Several Mosul residents said gunmen were knocking on their doors, meanwhile, trying to reassure locals they would not be harmed and urging civil servants to return to work. The situation appeared calm but tense, said the residents, who spoke on condition of anonymity fearing for their own safety.
In an eastern section of the city, 34-year-old Ali Sameer said mosques in his neighborhood were calling on people to return to work, especially those in public services.
Mosul's fall was a heavy defeat for Prime Minister Nouri al-Maliki amid a widening insurgency by the Islamic State of Iraq and al Sham (ISIS, also known as ISIL).
The group has been advancing in both Iraq and neighboring Syria, where they've carried out summary executions in the name of Islamic law and seized control of large swathes of territory in the country's north.
CBS News correspondent Holly Williams reports that even al Qaeda has condemned ISIS for its excessive violence, and severed ties with the group late last year.
The group's fighters come from across the Middle East and Asia, but also include hundreds of European Muslims lured into the fight by online propaganda and the call to jihad. A rival Islamic extremist militia fighting in Syria, al Nusra, maintains a direct link to al Qaeda. Al Nusra drew a young American man into the war recently who became the first U.S. national to die as a suicide bomber in the conflict.
The goal of ISIS is to establish an Islamic state straddling the border of Iraq and Syria, and the group now moves fighters freely across that border.

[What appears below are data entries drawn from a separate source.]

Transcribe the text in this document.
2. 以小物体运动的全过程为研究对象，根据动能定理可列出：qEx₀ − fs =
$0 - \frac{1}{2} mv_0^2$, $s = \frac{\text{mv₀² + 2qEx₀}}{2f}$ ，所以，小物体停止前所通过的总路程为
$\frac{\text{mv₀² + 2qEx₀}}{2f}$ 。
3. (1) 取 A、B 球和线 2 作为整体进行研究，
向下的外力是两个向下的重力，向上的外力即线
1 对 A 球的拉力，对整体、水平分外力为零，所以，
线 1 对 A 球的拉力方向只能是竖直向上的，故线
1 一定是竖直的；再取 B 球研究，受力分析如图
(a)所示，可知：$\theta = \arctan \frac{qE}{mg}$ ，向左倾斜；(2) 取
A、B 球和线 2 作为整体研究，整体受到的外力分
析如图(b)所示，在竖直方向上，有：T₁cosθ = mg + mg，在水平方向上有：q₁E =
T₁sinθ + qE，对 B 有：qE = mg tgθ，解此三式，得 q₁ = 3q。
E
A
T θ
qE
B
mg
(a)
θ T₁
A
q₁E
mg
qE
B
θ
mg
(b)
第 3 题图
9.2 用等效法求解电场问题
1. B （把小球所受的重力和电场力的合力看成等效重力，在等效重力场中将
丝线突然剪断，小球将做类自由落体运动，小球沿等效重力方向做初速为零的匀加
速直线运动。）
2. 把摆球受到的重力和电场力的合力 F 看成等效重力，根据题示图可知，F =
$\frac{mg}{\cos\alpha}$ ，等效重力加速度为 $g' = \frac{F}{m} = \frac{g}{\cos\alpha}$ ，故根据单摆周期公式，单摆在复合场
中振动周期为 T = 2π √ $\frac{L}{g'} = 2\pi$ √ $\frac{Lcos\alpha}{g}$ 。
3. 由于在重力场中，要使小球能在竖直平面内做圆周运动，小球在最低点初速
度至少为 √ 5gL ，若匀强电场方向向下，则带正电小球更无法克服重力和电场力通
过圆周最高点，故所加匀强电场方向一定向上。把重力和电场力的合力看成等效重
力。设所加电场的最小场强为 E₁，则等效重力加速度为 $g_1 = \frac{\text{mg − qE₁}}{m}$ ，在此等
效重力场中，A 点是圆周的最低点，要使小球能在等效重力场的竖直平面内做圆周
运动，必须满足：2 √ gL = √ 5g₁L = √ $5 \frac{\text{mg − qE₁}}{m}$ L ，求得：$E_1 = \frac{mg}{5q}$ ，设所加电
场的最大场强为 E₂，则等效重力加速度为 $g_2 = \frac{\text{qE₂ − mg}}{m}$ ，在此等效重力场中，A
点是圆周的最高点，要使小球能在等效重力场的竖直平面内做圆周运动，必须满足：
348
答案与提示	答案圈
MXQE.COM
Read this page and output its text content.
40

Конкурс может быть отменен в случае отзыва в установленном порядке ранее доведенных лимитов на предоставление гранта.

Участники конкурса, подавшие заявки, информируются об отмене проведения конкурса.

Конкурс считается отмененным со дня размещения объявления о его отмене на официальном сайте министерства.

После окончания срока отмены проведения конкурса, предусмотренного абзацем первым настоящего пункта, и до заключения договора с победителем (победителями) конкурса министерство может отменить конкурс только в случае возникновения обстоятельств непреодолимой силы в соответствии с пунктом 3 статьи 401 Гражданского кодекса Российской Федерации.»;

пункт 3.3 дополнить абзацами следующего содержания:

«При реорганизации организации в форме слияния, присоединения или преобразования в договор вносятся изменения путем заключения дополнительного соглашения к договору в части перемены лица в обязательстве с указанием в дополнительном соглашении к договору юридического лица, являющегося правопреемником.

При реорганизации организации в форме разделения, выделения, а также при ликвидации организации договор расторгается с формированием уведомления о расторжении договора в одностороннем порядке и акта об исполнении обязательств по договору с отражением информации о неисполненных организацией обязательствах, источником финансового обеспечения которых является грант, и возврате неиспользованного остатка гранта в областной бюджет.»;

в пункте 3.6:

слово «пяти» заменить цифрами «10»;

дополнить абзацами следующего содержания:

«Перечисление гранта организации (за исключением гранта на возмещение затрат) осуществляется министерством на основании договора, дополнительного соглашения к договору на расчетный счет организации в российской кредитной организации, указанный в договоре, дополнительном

Williams says the stunning victory by ISIS in Mosul is more evidence that the chaos of Syria's civil war has helped breed a new generation of Islamic extremists bent on regional power.
Officials in Damascus, meanwhile, condemned on Wednesday the militants' seizure of Mosul and said Syria was offering all the support it could to Iraq to fight their "mutual enemy."
CBS News' George Baghdadi says the Foreign Ministry released a statement of solidarity with Iraq, saying the neighboring nations were facing "a terrorist invasion that targets the unity of Iraq and aims at the destruction of its people and the infrastructure."
"As Syria reaffirms its determination to fight terrorism and defend its people, it renews its full solidarity with brotherly Iraq and announces readiness to cooperate with Iraq in order to face terrorism, our mutual enemy," said the statement.
Syrian President Bashar Assad's regime has consistently referred to the myriad rebel groups fighting to force his ouster as "terrorists," and there are many groups, including ISIS, which have played a key role in the fighting.
The U.S. government, however, is supporting what it deems to be more moderate, "vetted" rebel factions.
Al-Maliki on Tuesday pressed parliament to declare a state of emergency over the Mosul attack. Legal experts said these powers could include imposing curfews, restricting public movements and censoring the media. State TV said lawmakers could convene as early as Thursday.
Al-Nujaifi, the governor of Ninevah where Mosul is the provincial capital, also accused senior security force commanders of providing Baghdad with false information about the situation in Mosul and demanding that they should stand trial.
Speaking from the northern Kurdish city of Erbil where he took refuge after leaving Mosul, al-Nujaifi also said smaller armed groups had joined ISIS during the fight for control of the city.
Videos which surfaced online Tuesday showed members of tribal militias, including the largest tribe in the region, the Duleim, fighting against government forces.